A new visitor to the Shumukh al-Islam jihadist Web forum known as “Umar al-Baghdadi” responded to an article on Al-Jazeera regarding the difference between the Deep Web and the Dark Web by claiming that is it better to focus efforts on the issue of the Dark Web. The visitor explained that several Web sites were established on the Dark Net to support the Islamic State in which lessons are offered to “lone wolves”.
Al-Baghdadi attached screenshots of the sites that he referred to but they were apparently removed by the editors of the forum, who wrote in response to al-Baghdadi’s post: “The Web sites that you mentioned are still secret as far as we are concerned and not everyone who publishes inflammatory posts are trustworthy. There is no problem browsing through TOR but if you take a look at the materials that these sites publish you will discover that many of the PR materials need to be downloaded and herein lies the danger. One must be very careful when downloading any material from these sites in order to avoid exposing one’s identity to the dogs from Intelligence”.

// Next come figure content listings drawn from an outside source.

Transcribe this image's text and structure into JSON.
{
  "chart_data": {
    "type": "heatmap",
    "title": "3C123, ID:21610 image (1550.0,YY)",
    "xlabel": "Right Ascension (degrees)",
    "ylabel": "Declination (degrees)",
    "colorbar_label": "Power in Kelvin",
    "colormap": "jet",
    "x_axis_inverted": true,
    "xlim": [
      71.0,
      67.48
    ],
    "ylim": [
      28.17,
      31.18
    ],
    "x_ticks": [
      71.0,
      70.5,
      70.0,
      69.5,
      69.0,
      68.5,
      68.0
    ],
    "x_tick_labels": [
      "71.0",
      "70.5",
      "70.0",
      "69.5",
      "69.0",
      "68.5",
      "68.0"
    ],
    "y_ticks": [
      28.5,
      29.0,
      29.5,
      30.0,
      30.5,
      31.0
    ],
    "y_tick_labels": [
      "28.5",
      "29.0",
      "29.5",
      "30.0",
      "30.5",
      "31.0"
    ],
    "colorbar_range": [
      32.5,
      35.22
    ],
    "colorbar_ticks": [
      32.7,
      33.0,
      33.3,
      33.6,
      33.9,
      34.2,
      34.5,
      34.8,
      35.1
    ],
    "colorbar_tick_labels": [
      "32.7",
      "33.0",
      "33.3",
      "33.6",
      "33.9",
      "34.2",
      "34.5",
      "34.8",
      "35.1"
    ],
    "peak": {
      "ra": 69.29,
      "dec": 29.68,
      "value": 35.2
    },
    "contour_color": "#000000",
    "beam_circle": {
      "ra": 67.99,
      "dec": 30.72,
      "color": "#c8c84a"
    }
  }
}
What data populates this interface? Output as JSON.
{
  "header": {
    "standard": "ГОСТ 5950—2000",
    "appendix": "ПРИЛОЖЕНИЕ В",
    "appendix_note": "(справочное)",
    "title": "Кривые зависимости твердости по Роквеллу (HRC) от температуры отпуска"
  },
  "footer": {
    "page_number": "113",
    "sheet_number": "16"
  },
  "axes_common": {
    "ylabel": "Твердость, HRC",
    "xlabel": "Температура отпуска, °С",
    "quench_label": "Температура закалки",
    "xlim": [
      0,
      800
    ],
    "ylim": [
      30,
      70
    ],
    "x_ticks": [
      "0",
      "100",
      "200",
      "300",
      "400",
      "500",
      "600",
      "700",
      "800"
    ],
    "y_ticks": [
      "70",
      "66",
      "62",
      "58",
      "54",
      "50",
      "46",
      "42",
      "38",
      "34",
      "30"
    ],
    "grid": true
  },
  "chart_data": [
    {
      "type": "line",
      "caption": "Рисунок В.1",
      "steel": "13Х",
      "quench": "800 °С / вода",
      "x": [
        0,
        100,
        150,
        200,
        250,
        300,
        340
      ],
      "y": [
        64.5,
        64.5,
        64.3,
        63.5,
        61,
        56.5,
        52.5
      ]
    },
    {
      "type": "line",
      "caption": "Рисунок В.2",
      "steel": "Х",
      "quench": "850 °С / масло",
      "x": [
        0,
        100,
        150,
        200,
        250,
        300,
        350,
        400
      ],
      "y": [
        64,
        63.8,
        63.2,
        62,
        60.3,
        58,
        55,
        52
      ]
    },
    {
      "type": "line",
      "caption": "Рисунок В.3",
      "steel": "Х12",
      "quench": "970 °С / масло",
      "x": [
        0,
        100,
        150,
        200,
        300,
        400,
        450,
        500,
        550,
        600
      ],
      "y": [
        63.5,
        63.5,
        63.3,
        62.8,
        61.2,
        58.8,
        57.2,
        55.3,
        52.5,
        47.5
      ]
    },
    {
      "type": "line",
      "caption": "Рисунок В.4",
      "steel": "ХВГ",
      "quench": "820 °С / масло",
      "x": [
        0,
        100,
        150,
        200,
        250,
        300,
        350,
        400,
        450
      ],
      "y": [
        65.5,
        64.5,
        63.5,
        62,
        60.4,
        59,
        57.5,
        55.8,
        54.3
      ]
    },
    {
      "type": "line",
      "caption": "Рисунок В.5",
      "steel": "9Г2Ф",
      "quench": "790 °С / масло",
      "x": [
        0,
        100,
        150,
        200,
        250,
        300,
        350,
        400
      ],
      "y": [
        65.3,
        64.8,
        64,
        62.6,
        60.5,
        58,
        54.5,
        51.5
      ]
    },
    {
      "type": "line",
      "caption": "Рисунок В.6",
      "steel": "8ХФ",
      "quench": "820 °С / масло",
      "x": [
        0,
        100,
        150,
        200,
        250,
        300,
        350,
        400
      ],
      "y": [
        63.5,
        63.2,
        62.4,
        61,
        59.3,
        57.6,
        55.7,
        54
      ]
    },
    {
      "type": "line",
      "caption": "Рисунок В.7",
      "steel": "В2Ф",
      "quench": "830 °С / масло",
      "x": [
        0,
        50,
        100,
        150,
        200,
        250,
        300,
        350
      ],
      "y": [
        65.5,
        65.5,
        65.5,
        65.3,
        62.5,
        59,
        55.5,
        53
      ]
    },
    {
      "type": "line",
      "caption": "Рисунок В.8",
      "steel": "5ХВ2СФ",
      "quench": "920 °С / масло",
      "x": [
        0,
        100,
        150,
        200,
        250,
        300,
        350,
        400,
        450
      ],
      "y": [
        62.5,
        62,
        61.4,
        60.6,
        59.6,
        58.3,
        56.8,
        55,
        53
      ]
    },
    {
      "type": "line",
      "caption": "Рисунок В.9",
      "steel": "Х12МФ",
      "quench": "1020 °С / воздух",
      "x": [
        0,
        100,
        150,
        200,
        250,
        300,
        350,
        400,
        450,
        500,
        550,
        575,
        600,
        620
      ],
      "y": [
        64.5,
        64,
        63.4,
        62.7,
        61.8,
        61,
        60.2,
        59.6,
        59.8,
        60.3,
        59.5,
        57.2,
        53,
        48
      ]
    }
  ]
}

Islamic State supporters and activists are developing and adapting themselves to the new challenges being placed before them by western countries that are using a variety of ways to stop the organization’s activities on the Internet. They are adopting technologies, software and off-the-shelf services that enable the organization to overcome the various obstacles by increasing the level of information security, including encrypting data and data traffic, anonymity of users and storage servers, etc. These tools enable the organization to continue operating on the Internet despite the obstacles and challenges placed by Western countries and, therefore, it can be assumed that Islamic State operatives will continue to use this approach in order to securely maintain their presence on the Internet, with emphasis on anonymity and systems survivability.